The prompt is to find an iterated triple integral in cylindrical coordinate system where the surface S is defined as the solid cut out from the ball $x^2+y^2+z^2\leq 1$ by the half cone $z = \sqrt{(x^2 + y^2)}$ which represents the volume of the solid S.
So I made the integral $$V = \iiint r.f(x, y, z) dzdrd\theta$$ we know that $x = r\cos\theta$, $y = r\sin\theta$ and z = z.
using equations, $x^2+y^2+z^2\leq 1$ and $z = \sqrt{(x^2 + y^2)}$,
$$r^2 + z^2 = 1$$ $$z = \sqrt{r}$$ $$r^2 + r = 1$$ $$r(r + 1) = 1$$ this gives us $r = -\frac{1}{2}\pm\frac{\sqrt5}{2}$
$$V = \int_0^{2\pi}\int_{-\frac{1}{2}+\frac{\sqrt5}{2}}^{-\frac{1}{2}-\frac{\sqrt5}{2}}\int (r)dzdrd\theta$$
I'm not surehow to find limits for dz
Visualizing the regions in question:
We do not want to integrate by $z$ last, as this would require two separate integrals. Noting that the volume we want has rotational symmetry (since both surfaces do) about the $z$-axis, the region on the $x$-$y$ or $r$-$\theta$ plane we want is a circle. So: $$ \theta: 0 \text{ to } 2\pi $$ Now $r$ goes from $0$ to the value of $r$ where the cone and sphere touch. The cone is represented as $z = r$ and the sphere is represented as $r^2 + z^2 = 1$. Therefore, the value we want is $r^2 = 1/2$, or equivalently, our limits of integration are: $$ r: 0 \text{ to } \frac{1}{\sqrt{2}}$$ Finally, we will integrate along the $z$ dimension first, integrating from the bottom of the shape, which is the cone so $z = r$, to the top of shape, which is the sphere so $z = \sqrt{1-r^2}$.

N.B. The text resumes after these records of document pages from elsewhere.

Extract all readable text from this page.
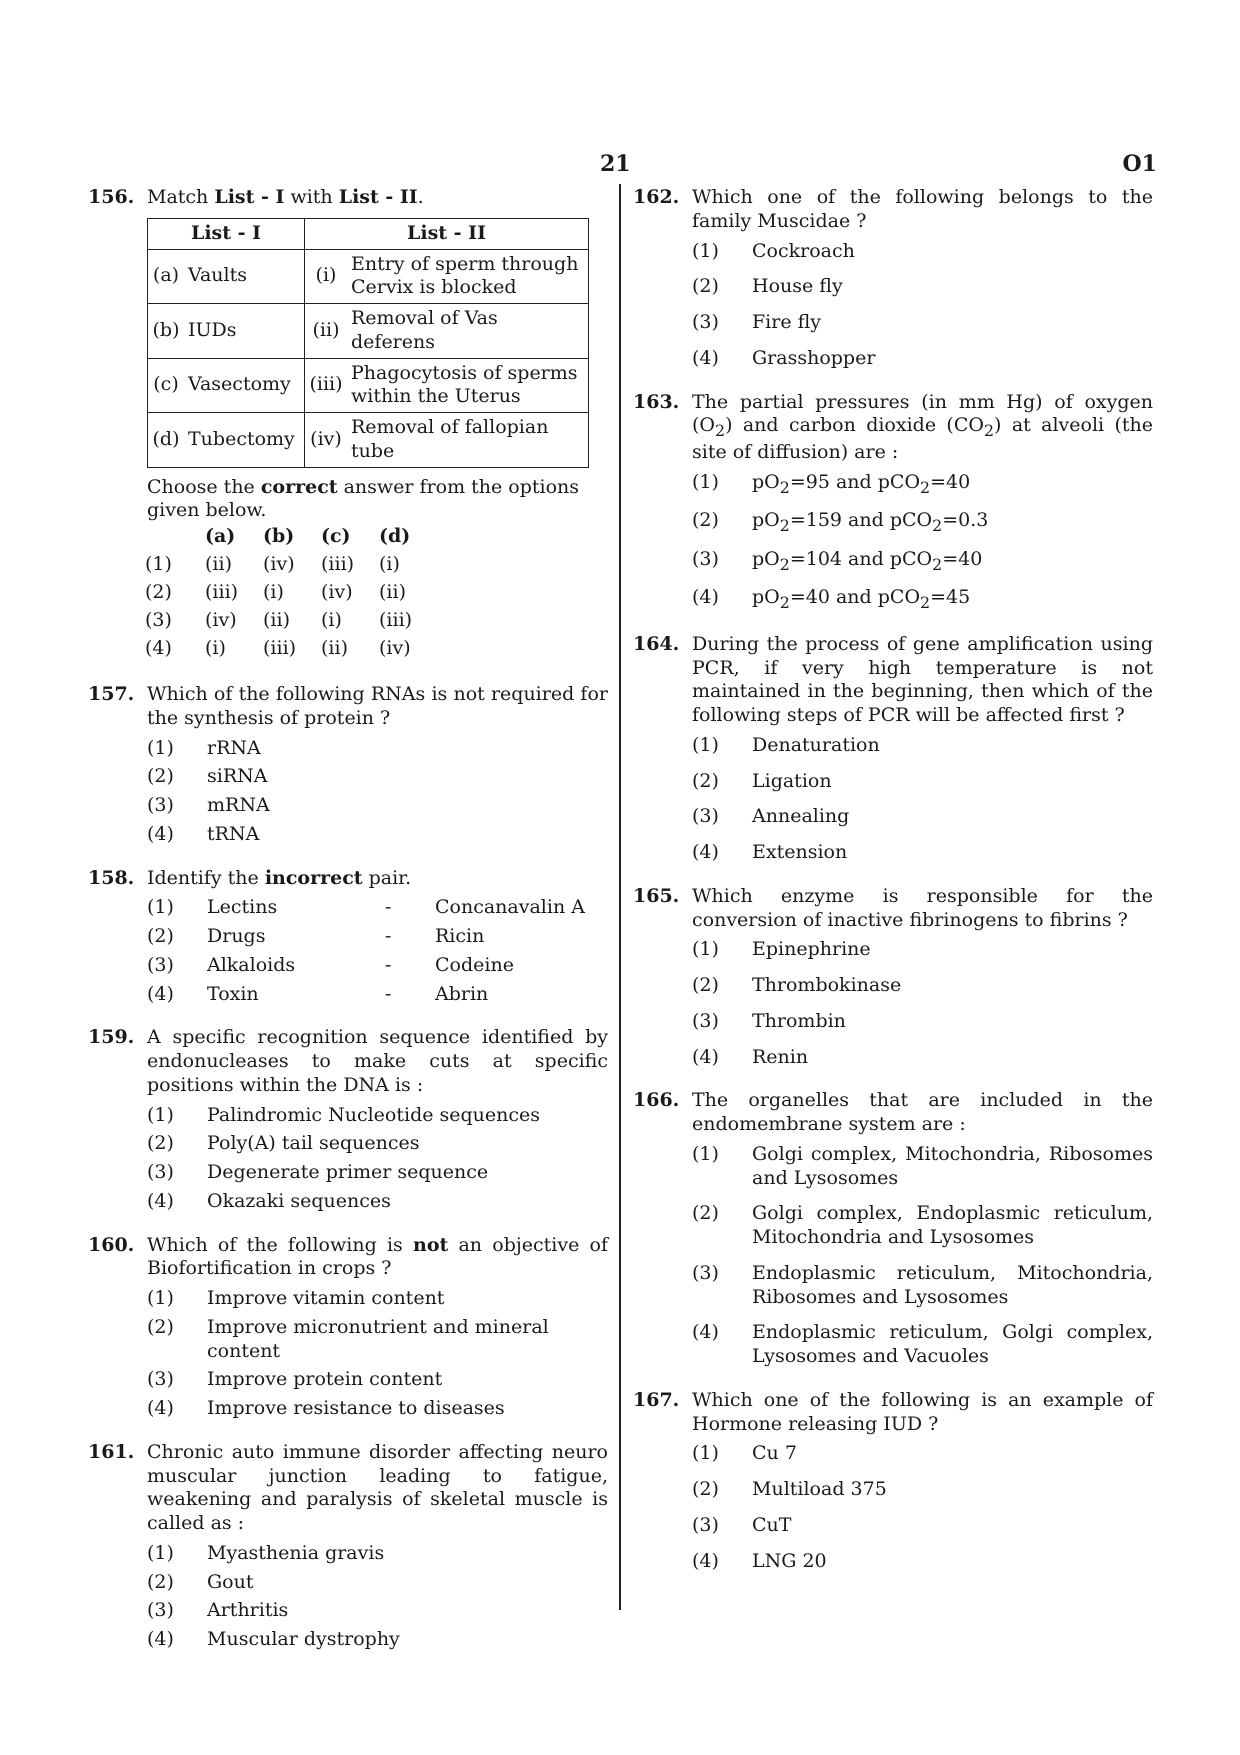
21	O1
156. Match List - I with List - II.
List - I		List - II	
(a)	Vaults	(i)	Entry of sperm through Cervix is blocked
(b)	IUDs	(ii)	Removal of Vas deferens
(c)	Vasectomy	(iii)	Phagocytosis of sperms within the Uterus
(d)	Tubectomy	(iv)	Removal of fallopian tube
Choose the correct answer from the options given below.
	(a)	(b)	(c)	(d)
(1)	(ii)	(iv)	(iii)	(i)
(2)	(iii)	(i)	(iv)	(ii)
(3)	(iv)	(ii)	(i)	(iii)
(4)	(i)	(iii)	(ii)	(iv)
157. Which of the following RNAs is not required for the synthesis of protein ?
(1)	rRNA
(2)	siRNA
(3)	mRNA
(4)	tRNA
158. Identify the incorrect pair.
(1)	Lectins	-	Concanavalin A
(2)	Drugs	-	Ricin
(3)	Alkaloids	-	Codeine
(4)	Toxin	-	Abrin
159. A specific recognition sequence identified by endonucleases to make cuts at specific positions within the DNA is :
(1)	Palindromic Nucleotide sequences
(2)	Poly(A) tail sequences
(3)	Degenerate primer sequence
(4)	Okazaki sequences
160. Which of the following is not an objective of Biofortification in crops ?
(1)	Improve vitamin content
(2)	Improve micronutrient and mineral content
(3)	Improve protein content
(4)	Improve resistance to diseases
161. Chronic auto immune disorder affecting neuro muscular junction leading to fatigue, weakening and paralysis of skeletal muscle is called as :
(1)	Myasthenia gravis
(2)	Gout
(3)	Arthritis
(4)	Muscular dystrophy
162. Which one of the following belongs to the family Muscidae ?
(1)	Cockroach
(2)	House fly
(3)	Fire fly
(4)	Grasshopper
163. The partial pressures (in mm Hg) of oxygen $(O_2)$ and carbon dioxide $(CO_2)$ at alveoli (the site of diffusion) are :
(1)	$pO_2=95$ and pCO$_2$=40
(2)	$pO_2=159$ and pCO$_2$=0.3
(3)	$pO_2=104$ and pCO$_2$=40
(4)	$pO_2=40$ and pCO$_2$=45
164. During the process of gene amplification using PCR, if very high temperature is not maintained in the beginning, then which of the following steps of PCR will be affected first ?
(1)	Denaturation
(2)	Ligation
(3)	Annealing
(4)	Extension
165. Which enzyme is responsible for the conversion of inactive fibrinogens to fibrins ?
(1)	Epinephrine
(2)	Thrombokinase
(3)	Thrombin
(4)	Renin
166. The organelles that are included in the endomembrane system are :
(1)	Golgi complex, Mitochondria, Ribosomes and Lysosomes
(2)	Golgi complex, Endoplasmic reticulum, Mitochondria and Lysosomes
(3)	Endoplasmic reticulum, Mitochondria, Ribosomes and Lysosomes
(4)	Endoplasmic reticulum, Golgi complex, Lysosomes and Vacuoles
167. Which one of the following is an example of Hormone releasing IUD ?
(1)	Cu 7
(2)	Multiload 375
(3)	CuT
(4)	LNG 20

Recall that: $$ dV = dx \, dy \, dz = r \, dr \, d\theta \, dz $$
The volume of the solid region $R$ we have described is: \begin{align*} V &= \iiint_R dV \\ &= \int_0^{2\pi} \int_0^\frac{1}{\sqrt{2}} \int_r^\sqrt{1-r^2} r \, dz \, dr \, d\theta \\ &= 2\pi \int_0^\frac{1}{\sqrt{2}} \int_r^\sqrt{1-r^2} r \, dz \, dr \\ &= 2\pi \int_0^\frac{1}{\sqrt{2}} (r\sqrt{1-r^2} - r^2) \, dr \\ &= \pi \int_0^\frac{1}{\sqrt{2}} (2r\sqrt{1-r^2} - 2r^2) \, dr \\ &= \pi \left[-\frac{2}{3}(1-r^2)^{3/2} - \frac{2}{3}r^3 \right]_0^{\frac{1}{\sqrt{2}}} \\ &= \frac{2\pi}{3} \left[(1-r^2)^{3/2} + r^3 \right]_{\frac{1}{\sqrt{2}}}^0 \\ &= \frac{2\pi}{3} \left(1 - \frac{2}{2\sqrt{2}} \right) \\ &= \frac{\pi}{3}(2-\sqrt{2}) \end{align*}